PCT Miles: 767 to 774.5 + 1 from campsite
Miles: 8.5
We get a later start, because we don’t have passes, just creek crossings. We’re trying to get as close to the notorious Forester Pass as we can do we can do it early in the morning while the snow is still hard.
I hike by myself for a while because the terrain is still dry. LiterBit and Co wait for Sole Sister and I at the crossings. I feel bad – I’m happy to scout crossings, but because I’m not as fast I always arrive later, and I also get the sense that the group doesn’t trust me to find them. I’m feeling weird about my position in the group, like a hanger-on, not someone who is contributing and capable. I try to tell myself this isn’t the case and just be grateful that their judgment is good and they are finding safe places for us to cross.
Patches of snow slow us down, as does the and altitude. I’m struggling to figure out how to take care of myself while also group hiking – I feel guilty when I need a break to eat so I often keep pushing and then start crashing, and even when I push I lag behind.

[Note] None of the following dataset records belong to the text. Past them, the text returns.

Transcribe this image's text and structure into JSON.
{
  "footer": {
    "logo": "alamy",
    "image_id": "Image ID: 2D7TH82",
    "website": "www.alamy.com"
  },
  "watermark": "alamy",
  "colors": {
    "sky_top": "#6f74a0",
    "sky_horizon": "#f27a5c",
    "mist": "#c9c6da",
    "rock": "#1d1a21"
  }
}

We cross our last Creek for the day, Tyndall Creek. We get back to trail and find some shade/sun and eat while we dry out our shoes and socks. We want to try to do a couple more miles to get nearer to the pass, but Lysol, who has been hiking with us, is encouraging us to stay. Rainfly gets his stuff together and goes to find his own campsite in the next few miles. There are already several campers setting up camp where we are. Eventually Co and Sole take a look at the upcoming section, which they can see with a little walk ahead, and realize it’s largely snow covered and slanted. That settles it. We’re staying. We set up our tents.

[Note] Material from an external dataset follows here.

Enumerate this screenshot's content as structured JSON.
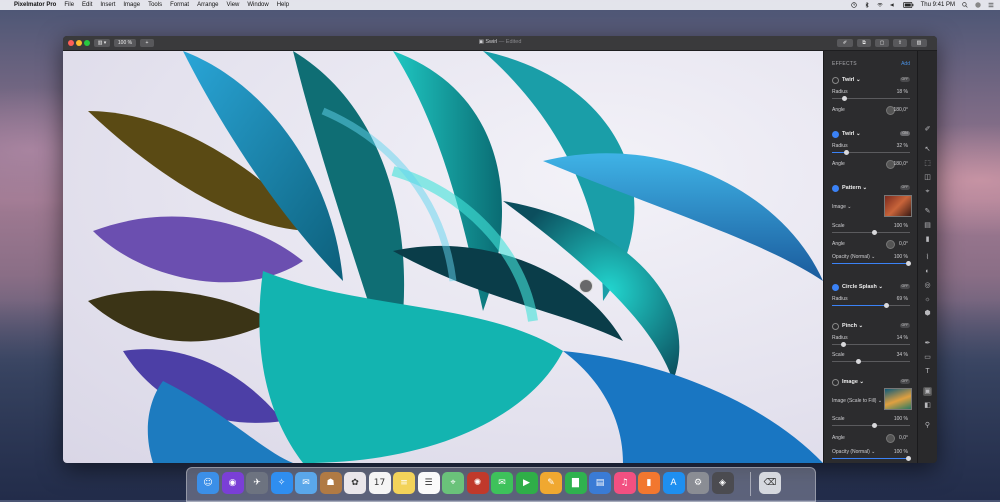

Just as I’m finishing up getting camp ready, Karma and Nirvana walk up. “How did the stream crossing go?” I ask.
“Eventful,” Nirvana says, and I look closer and see that Karma is crying. She’d fallen in, lost her poles and banged up her knees. She’d caught herself on the bank – she’d only been a few steps in – and gotten back on shore, and then Nirvana had gone back to cross with her. She was okay but shaken. I got up and hugged her and tried to keep from crying, too. Karma is one of my favorite people out here and an incredibly strong hiker and it hurt to see her hurt. A little later, after she’d gotten set up and started cooking, I went over to chat with her. We caught up a little. I tell her I’m nervous about Forester, especially because of how Whitney went with my group where I was by myself for some sketchy sections. Soulshine says I should be clear with the group that I don’t want to be alone. Karma tells me that after the crossing she’s feeling nervous too and it’s nice not to be alone in that. I really missed her and Nirvana, and Soulshine is really nice too, and I’m really glad we’re traveling in the same bubble again, even if I’ve attached myself to another group.
I hope I feel a little braver tomorrow. I feel like I haven’t had time to rewrite the story of Whitney into one of triumph (I made it up and down despite my fears) and instead it’s replaying in my head as a series of what-ifs – what if Forester is worse, what if I’m alone again, what if I’m not safe?
But there are only three options on the trail, really. You stay put, you turn around, or you move forward. And I intend to keep going.